School budget quickly shrinking

Published 8:08 pm Monday, November 23, 2009

Suffolk will lose more than $4 million in state aid next year, Superintendent Milton Liverman told School Board members Monday.

That number does not include any additional cuts made by the governor during his budget process, Liverman said.

Virginia’s educational funding formula takes into account a municipality’s adjusted gross income, taxable retail sales and property values. The formula helps the state determine a locality’s ability to pay for educational services in comparison to other localities in the state.

Since 2007, however, the value of property in Suffolk went up 43 percent, and the adjusted gross income rose 20 percent.

The numbers mean that while the school system previously received about 70 cents for every dollar it needed, it now will receive only 66 cents.

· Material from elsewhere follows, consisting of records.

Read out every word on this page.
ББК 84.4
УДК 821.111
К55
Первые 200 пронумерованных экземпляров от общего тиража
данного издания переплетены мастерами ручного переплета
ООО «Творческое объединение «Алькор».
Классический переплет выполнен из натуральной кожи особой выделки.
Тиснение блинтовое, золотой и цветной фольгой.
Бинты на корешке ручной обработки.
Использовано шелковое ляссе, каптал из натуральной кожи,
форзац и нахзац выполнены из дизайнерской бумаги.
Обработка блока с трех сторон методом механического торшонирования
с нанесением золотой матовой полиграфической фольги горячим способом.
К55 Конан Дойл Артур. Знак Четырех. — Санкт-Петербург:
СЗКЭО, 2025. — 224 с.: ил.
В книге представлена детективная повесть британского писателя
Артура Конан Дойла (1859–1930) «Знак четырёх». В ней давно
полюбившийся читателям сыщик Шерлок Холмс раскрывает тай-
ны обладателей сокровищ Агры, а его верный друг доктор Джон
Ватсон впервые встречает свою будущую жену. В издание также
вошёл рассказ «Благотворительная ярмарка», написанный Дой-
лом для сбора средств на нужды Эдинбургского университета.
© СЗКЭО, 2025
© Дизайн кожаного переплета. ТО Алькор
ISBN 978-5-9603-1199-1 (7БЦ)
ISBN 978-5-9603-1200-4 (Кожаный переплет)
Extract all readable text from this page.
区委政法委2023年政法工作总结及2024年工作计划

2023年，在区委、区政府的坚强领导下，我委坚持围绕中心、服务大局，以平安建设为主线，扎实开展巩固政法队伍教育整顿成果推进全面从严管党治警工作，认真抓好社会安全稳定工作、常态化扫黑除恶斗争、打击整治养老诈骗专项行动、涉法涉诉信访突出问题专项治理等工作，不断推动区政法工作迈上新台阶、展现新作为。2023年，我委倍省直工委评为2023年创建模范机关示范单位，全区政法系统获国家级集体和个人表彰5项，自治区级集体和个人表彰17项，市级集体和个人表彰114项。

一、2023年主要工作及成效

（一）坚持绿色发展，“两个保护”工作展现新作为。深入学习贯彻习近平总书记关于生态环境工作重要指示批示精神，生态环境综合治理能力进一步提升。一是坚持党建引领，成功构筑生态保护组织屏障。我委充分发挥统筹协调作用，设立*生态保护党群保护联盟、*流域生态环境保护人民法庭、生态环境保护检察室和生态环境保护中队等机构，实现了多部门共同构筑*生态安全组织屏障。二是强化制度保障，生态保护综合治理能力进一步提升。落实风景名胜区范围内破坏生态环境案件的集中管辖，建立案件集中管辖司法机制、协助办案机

Effectively, the commonwealth’s education formula has a built-in expectation that the city’s growth in tax base will be reflected in greater educational funding.

But school officials worry that things could get even worse for the school system.

“The four million is just the beginning,” Liverman said. “That does not take into consideration the governor’s proposed budget.”

The School Board plans a joint meeting with City Council Jan. 6 to discuss the budget and capital improvements plan. Liverman said Suffolk taxpayers most likely would be asked to make up what the state does not pay.

“You’ve got to keep the schools open,” Liverman said. “This money has to come from somewhere.”

Some School Board members expressed concern about the upcoming budget cycle.

“This budget business is almost at a crisis level,” William Whitley said. “Next year’s budget is really going to be tough.”

Liverman proposed one solution to save dollars — accelerating the proposed closure of Mount Zion and Florence Bowser elementary schools. Initially, a capital improvements committee suggested closing Florence Bowser in 2015, and Mount Zion in 2019. Each closure would save on the cost of running and maintaining the schools, as well as some staff costs.

“A half-million dollars is a half-million dollars,” Liverman said.

However, to close those schools, upgrades would have to be made to other schools so they can accommodate the extra population.

The school division also has stopped spending discretionary stimulus dollars it received this year, Liverman said. About $2 million of the $4.9 million still is in the bank, which could help close a hole in the coming budget cycle.

Stimulus dollars promised for next year also will likely not be coming, Liverman said. The governor already has used part of the money to close a hole in the state budget, though Liverman doesn’t know how much.

“It’s not coming, but I don’t know how much is not coming,” Liverman said.

Board member Michael Debranski noted the schools received none of a $3.5 million surplus the city received at the end of last fiscal year.

“Somebody said it’s almost a crisis,” Liverman said. “You better take the ‘almost’ out.”